In this research, we demonstrated the proposed procedure abilities by using storms data available to us. These storms included mixtures of rain, snow, and sleet particles. Eventhough that in theory hail induced ML attenuation should be similar to the attenuation induced by sleet [12, 17], we have yet to deal with hail, so further study regarding the effects of hail is suggested.

5.2. Sources of Errors due to Actual MCNs Usage

Actual MCN measurements suffer from limitations from our point of view, since they aim into communication purposes, rather than precipitation monitoring. These limitations are additional sources of errors.

5.2.1. Quantization Error

As mentioned throughout this paper, the mRSL/MRSL data series often pass a quantizer which introduces quantization errors. In our specific experimental setup, the mRSL/MRSL data series were affected by a quantization error of 1 (dB). While the quantization errors are relatively small during heavy and long storms (due to the large dynamic range of the mRSL/MRSL compared to the 1 (dB) quantization error, as well as the fact that the quantization error bias is zero), once lighter or shorter storms are estimated, the weight of the quantization errors may rise and possibly influence the estimation accuracy. Since the quantization error is nonlinear and nonadditive, treating this kind of error is not straight-forward and should be addressed in the future.
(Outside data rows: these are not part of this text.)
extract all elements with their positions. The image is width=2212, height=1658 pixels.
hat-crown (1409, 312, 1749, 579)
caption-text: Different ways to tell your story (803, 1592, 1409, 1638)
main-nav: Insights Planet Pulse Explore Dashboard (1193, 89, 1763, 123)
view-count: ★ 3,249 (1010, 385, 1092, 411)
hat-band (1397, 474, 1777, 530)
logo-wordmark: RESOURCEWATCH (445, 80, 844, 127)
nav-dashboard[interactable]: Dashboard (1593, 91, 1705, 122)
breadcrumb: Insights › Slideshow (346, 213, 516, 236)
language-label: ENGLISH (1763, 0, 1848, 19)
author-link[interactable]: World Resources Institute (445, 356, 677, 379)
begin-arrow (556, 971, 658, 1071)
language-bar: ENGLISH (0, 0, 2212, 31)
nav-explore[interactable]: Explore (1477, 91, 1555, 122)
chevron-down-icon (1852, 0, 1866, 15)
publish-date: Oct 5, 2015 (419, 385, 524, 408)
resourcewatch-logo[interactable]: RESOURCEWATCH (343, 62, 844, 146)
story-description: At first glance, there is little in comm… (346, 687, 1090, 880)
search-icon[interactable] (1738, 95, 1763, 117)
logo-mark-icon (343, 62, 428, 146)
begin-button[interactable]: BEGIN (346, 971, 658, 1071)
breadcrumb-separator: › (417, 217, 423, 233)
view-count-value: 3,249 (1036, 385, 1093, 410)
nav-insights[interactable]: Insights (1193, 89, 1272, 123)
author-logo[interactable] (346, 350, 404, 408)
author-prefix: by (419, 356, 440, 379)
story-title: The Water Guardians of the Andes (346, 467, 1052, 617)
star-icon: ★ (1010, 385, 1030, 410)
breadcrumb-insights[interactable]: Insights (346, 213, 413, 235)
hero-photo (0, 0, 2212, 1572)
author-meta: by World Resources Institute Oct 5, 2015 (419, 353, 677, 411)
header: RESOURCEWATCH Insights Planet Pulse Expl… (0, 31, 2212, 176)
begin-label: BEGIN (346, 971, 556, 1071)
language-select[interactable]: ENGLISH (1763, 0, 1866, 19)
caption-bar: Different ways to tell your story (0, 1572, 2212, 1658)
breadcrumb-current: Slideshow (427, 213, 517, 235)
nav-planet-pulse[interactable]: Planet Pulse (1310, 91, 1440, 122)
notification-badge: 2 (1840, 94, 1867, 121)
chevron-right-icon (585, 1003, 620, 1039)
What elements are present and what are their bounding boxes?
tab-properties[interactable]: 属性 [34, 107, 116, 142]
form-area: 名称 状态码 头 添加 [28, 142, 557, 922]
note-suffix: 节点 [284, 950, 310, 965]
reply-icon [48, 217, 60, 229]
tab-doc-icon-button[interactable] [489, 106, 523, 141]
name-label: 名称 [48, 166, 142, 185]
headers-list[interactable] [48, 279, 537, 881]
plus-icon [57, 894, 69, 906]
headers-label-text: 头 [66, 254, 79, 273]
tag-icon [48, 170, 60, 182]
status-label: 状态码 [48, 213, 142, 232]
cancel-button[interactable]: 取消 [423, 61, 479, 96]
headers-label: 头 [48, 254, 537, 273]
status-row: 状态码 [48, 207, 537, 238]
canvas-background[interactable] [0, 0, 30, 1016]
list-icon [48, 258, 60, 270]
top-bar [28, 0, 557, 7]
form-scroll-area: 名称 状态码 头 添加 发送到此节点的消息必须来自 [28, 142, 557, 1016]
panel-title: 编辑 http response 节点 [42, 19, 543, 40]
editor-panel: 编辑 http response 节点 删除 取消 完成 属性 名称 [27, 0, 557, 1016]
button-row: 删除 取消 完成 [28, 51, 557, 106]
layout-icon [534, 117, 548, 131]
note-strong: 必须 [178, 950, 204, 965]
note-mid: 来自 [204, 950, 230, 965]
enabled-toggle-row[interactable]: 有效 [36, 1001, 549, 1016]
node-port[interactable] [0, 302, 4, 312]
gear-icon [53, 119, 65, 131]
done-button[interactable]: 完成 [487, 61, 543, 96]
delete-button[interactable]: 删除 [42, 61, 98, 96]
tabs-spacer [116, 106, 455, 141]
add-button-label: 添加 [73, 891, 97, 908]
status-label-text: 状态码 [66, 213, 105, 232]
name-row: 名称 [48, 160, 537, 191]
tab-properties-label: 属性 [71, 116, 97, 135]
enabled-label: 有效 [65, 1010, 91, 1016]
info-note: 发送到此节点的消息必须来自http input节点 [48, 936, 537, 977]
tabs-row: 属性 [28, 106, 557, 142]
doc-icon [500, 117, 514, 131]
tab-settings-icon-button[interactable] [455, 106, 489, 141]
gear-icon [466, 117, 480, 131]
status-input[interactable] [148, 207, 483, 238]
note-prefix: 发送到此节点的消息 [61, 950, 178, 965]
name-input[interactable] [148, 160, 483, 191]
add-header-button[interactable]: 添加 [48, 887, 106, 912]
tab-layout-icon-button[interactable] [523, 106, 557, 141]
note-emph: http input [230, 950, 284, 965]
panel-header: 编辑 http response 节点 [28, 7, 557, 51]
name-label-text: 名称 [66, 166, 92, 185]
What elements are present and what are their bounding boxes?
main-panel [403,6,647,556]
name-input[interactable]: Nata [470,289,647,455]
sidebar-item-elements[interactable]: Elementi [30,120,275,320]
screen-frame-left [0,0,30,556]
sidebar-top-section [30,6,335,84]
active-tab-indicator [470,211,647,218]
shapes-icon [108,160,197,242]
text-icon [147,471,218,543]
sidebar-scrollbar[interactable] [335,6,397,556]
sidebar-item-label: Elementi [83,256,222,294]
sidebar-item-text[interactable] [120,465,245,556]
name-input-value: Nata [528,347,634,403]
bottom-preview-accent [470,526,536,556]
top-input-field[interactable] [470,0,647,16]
5.2.2. General MCN Architecture

The approach proposed in this research takes advantage of multiple MLs which share the same path. While actual MCN setup is inherently redundant, having four MLs sharing the same path is not unusual; the question of generalising our results to MLs at spatial diversity is an open one. Indeed, in a limited area, precipitation fields are coherent [28], and this coherency can be extracted to achieve better performance. Preliminary tests have shown that using the spatial locations of the different MLs, and creating a covariance matrix as part of an alignment preprocess, may achieve promising results. However, this subject is yet to be fully examined.

Conflict of Interests

The authors declare that there is no conflict of interests regarding the publication of this paper.